Der Texaner hinter ihnen nickte. »Glaube nicht, dass uns einer bleibt, Ma'am.«
Unten an der Treppe versammelten sich Schatten in der Dunkelheit - der Spähtrupp, auf den Hannah geschossen hatte. Es waren mindestens zwanzig. An der Spitze stand Ysandre, die Vampirin, die Claire vermutlich mehr hasste als jeden anderen Vampir auf der ganzen Welt. Sie war durch und durch Bishops Mädchen - Amelies Vampirschwester, falls Vampire überhaupt einen Sinn für so etwas hatten.
Claire hasste Ysandre um Shanes willen. Sie war froh dass die Vampirin hier war und nicht Shanes Blutmobil angriff - erstens war sie sich nicht so sicher, ob Shane ihr widerstehen konnte, und zweitens wollte sie Ysandre selbst pfählen.
Höchstpersönlich.
»Nein«, sagte Hannah, als Claire einen Schritt hinter ihr vortrat. »Bist du wahnsinnig? Zurück!«
Hannah schoss über ihre Schulter. Es war die äußerste Reichweite eines Paintballgewehrs, aber die Kugel traf einen der Vampire direkt in die Brust. Es war nicht Ysandre, wie Claire enttäuscht feststellte. Ein tödlicher Nebel aus Silberstaub erhob sich und die enge Formation stob auseinander. Ysandre hatte vielleicht ein paar Verbrennungen abbekommen, doch nichts, was nicht heilen würde.

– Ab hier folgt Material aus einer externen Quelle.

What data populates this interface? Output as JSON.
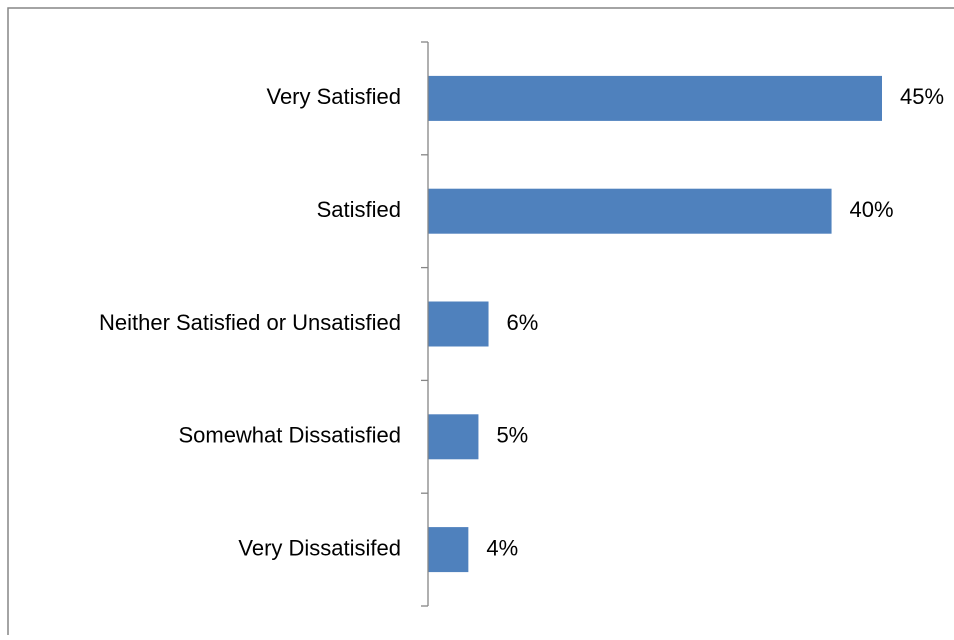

Der Vampir, den Hannah an der Brust getroffen hatte, schwankte und stürzte rauchend und um sich schlagend auf die Marmortreppe.
Amelie schlug mit der flachen Hand gegen die Tür und schloss die Augen; tief in dem Hindernis ächzte und verschob sich etwas mit dem Geräusch von kreischendem Metall. »Hinein«, murmelte Amelie immer noch verdammt beherrscht und Claire wirbelte herum und folgte den drei Vampiren über die Schwelle. Hannah folgte ihnen rückwärts, griff nach der Tür und schlug sie zu.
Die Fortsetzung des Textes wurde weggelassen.